La comparaison entre mot de passe et biométrie (les partisans de l’un prédisant la mort de l’autre… et réciproquement) est un débat récurrent mais pourquoi comparer l’incomparable puisque les 2 technologies répondant à la fois à des finalités et des contextes d’usages différents ?

C’est l’objet du post que nous avons publié sur le site Les Echos (Mot de passe et biométrie : pourquoi comparer l’incomparable ? ) où nous nous interrogeons sur les raisons et sur la pertinence de comparer mot de passe et biométrie, 2 technologies qui nous apparaissent incomparables.

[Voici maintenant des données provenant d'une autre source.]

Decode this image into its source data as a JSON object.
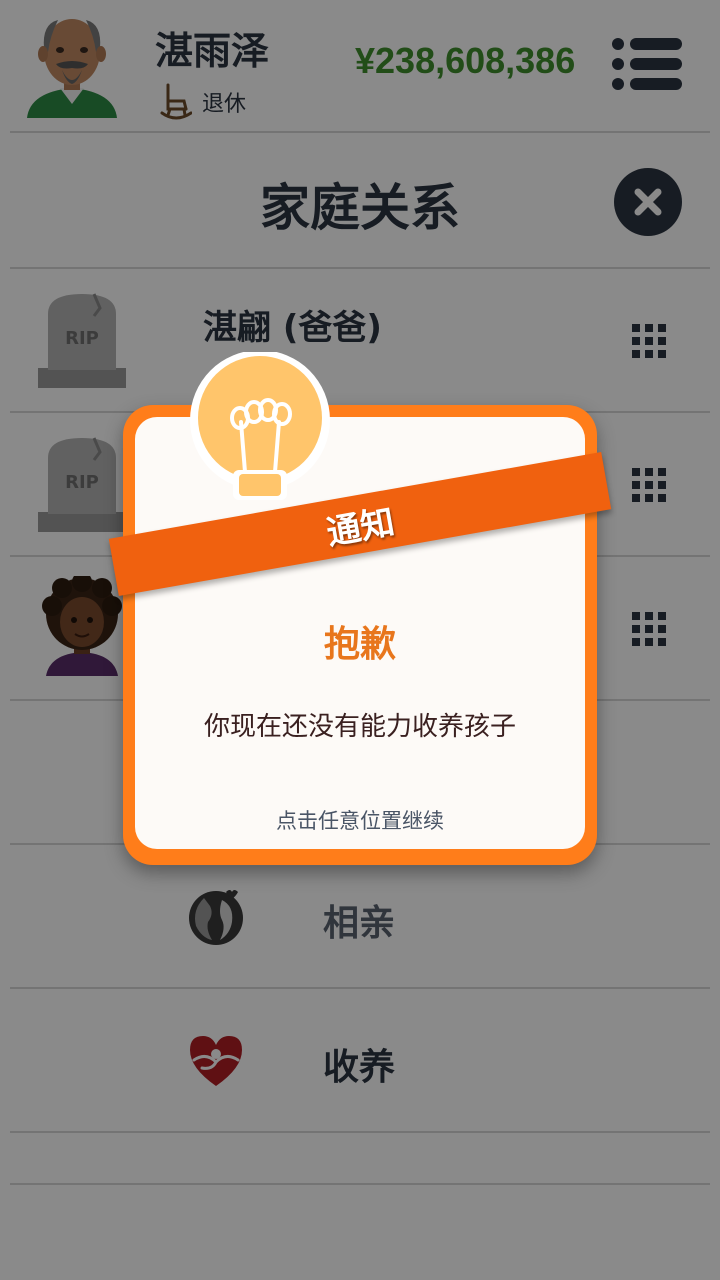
{
  "header": {
    "user_name": "湛雨泽",
    "status_icon": "rocking-chair-icon",
    "status": "退休",
    "money": "¥238,608,386",
    "menu_icon": "menu-list-icon"
  },
  "section": {
    "title": "家庭关系",
    "close_icon": "close-icon"
  },
  "family": {
    "rows": [
      {
        "name": "湛翩 (爸爸)",
        "avatar": "tombstone-icon",
        "avatar_text": "RIP"
      },
      {
        "name": "",
        "avatar": "tombstone-icon",
        "avatar_text": "RIP"
      },
      {
        "name": "",
        "avatar": "woman-avatar"
      }
    ]
  },
  "options": [
    {
      "label": "相亲",
      "icon": "couple-silhouette-icon"
    },
    {
      "label": "收养",
      "icon": "heart-hands-icon"
    }
  ],
  "modal": {
    "banner": "通知",
    "heading": "抱歉",
    "message": "你现在还没有能力收养孩子",
    "hint": "点击任意位置继续",
    "icon": "lightbulb-icon"
  },
  "colors": {
    "money": "#3f8f2e",
    "accent_orange": "#ff7d1a",
    "ribbon": "#f0610f",
    "heading": "#e8761c",
    "text_dark": "#2b3441"
  }
}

Prendre du recul, c’est acter que des informations nous concernant sont récupérables : on peut récupérer un mot de passe à l’insu d’un utilisateur tout comme certaines données biométriques. Tout l’enjeu est donc dans l’implémentation de technologies qui vont permettre de conserver des secrets et garantir la protection des données personnelles.

De même que ce n’est pas le PIN seul qui fait la sécurité d’une transaction, mais son utilisation conjointe avec une carte à puce, de même c’est la combinaison avec un objet personnel  (un téléphone, un élément sécurisé dans un token…) qui donne sa force à l’authentification biométrique. Et l’on se situe bien, dés lors, dans une logique 2 facteurs .

  • “Only by combining attributes of different kinds … with different (no overlapping) sets of vulnerabilities is there a significant increase in resistance to attack and, thus, in authentication strength.[1]” 

Cette implémentation suit les recommandations du Conseil de l’Europe[2] selon lequel « Les données biométriques qui sont uniquement utilisées à des fins de vérification devraient être stockées de préférence sur un support individuel sécurisé de stockage, par exemple, une carte à puce, que détiendrait uniquement la personne concernée. »

Parmi les nombreux enjeux autour de l’authentification forte, figurent notamment ceux de l’évaluation et l’agrément. Car si chacun des éléments de la chaine monétique (objet connecté, terminal de paiement…) fait déjà l’objet de  certifications, les spécifications ouvertes de méthode d’authentification forte sont plus rares. C’est tout l’enjeu des travaux menée par la Natural Security Alliance visant à devenir le standard d’implémentation de l’authentification biométrique multifacteur.

 


 

 

[1] “Defining Authentication Strength Is Not as Easy as 1, 2, 3; Update”, 19 September 2011, Gartner, Inc.

[2] Comité consultatif de la convention pour la protection des personnes à l’égard du traitement automatisé des données à caractère personnel (T-PD), Conseil de l’Europe, Rapport d’étape sur l’application des principes de la convention 108 à la collecte et au traitement des données biométriques, 2005.